Getting back on topic, we know this ecosystem as the Physical Web when we bring day-to-day gazettes and other utility items into the realm of digital information superstructure that has happened through Internet, servers, gateway devices, our age-old and reliable desktops, lighter laptops and smart phones. While the ones I mentioned have great powers, and they have ability to crunch numbers and are connected through Internet, these new entrants into the digital world may not have full-fledged mainstream connectivity or computational processors. They have sensors to snap some experience from their surrounding or person or thing or even process they have proximity with. On the other hand, they have some gateway to push or to make those experience available to the neighbouring full-fledged computing machine connected to Internet. A little bit of computation still happens. These can also receive instructions from the main network devices and can perform mechanical tasks to their own abilities. Thus, we pull everything into our grand global digital realm to make Internet of Things, where we connect to these smart objects securely, as we require, over networks and can know from them or to let them know to perform tasks. Human and machine work in partnership.

But the question remains about keeping these objects alive, through electricity, if they have to remain connected all along. We need to invent devices that can remain powered for years without external power supply, yet should be affordable. We need to invent better digital communication protocol to handle persistent connectedness, offline behaviour and failover rather than just amalgamating all protocols to just make something work and to stick to their common minimum purpose, like a coalition government working with Rights and Lefts. Critics may point out that magic must lie in harmonious working and not in uniformity. Yes, in harmonious working; the point is made.
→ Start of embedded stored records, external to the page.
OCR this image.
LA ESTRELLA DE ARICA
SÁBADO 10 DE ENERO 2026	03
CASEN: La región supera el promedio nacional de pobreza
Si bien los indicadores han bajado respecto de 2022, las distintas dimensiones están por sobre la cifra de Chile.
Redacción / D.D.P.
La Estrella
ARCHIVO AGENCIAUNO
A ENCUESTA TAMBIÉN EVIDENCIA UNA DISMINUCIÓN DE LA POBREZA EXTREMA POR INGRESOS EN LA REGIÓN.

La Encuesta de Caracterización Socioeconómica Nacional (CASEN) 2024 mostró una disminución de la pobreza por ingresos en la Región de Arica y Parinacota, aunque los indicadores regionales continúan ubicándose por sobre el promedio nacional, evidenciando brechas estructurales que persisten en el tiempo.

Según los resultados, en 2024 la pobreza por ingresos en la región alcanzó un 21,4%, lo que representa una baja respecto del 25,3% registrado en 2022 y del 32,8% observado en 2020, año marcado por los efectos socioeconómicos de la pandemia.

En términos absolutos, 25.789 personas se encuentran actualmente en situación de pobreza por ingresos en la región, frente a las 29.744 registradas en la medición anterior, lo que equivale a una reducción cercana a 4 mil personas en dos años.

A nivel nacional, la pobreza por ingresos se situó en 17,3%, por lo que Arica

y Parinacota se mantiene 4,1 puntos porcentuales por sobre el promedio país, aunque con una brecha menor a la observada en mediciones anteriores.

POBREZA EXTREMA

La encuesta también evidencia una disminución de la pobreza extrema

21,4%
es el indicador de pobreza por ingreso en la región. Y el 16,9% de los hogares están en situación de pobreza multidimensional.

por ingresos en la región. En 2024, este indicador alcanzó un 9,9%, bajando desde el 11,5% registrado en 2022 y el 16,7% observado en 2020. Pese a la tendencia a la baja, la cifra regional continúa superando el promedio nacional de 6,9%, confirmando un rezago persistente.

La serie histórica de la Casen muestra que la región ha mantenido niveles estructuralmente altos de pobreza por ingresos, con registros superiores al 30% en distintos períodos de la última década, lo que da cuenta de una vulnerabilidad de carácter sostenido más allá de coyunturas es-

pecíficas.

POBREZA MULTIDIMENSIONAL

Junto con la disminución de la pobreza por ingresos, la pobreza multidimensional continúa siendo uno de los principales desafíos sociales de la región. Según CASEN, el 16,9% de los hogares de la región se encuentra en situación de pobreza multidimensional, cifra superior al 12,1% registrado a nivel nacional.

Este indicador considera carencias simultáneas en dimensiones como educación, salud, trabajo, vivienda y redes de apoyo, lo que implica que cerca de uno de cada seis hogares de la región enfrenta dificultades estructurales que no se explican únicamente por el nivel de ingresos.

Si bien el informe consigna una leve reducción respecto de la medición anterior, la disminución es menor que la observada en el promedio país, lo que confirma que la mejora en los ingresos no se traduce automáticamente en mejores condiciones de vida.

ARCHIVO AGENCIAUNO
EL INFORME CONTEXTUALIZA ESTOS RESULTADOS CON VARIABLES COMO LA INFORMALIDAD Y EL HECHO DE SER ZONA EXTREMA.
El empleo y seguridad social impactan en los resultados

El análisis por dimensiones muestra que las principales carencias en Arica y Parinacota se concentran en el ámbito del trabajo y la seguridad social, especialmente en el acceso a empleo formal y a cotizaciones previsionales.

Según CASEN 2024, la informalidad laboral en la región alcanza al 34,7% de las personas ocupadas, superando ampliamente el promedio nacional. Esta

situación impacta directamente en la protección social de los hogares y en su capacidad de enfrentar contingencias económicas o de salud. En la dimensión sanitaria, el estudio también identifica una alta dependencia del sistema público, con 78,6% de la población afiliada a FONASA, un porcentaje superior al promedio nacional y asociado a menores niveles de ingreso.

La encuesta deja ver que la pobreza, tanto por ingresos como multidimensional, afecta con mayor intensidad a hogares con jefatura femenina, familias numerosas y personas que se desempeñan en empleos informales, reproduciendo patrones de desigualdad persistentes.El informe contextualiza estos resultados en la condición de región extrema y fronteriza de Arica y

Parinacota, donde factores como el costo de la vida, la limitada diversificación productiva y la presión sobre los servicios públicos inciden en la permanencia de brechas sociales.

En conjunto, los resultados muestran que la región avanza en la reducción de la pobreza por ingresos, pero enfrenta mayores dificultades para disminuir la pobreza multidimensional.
While invention is badly needed now, innovation should continue to create greater utilities of the existing established technologies or the new ones or the mix of both. The whole world will benefit with new apps, new devices and new usage patterns revealed.

The spectre of our wont must not destabilise the twin saviours, invention and innovation. The same is also true when we, as a global society, familiarise ourselves with the new digital ecosystem, the Physical Web.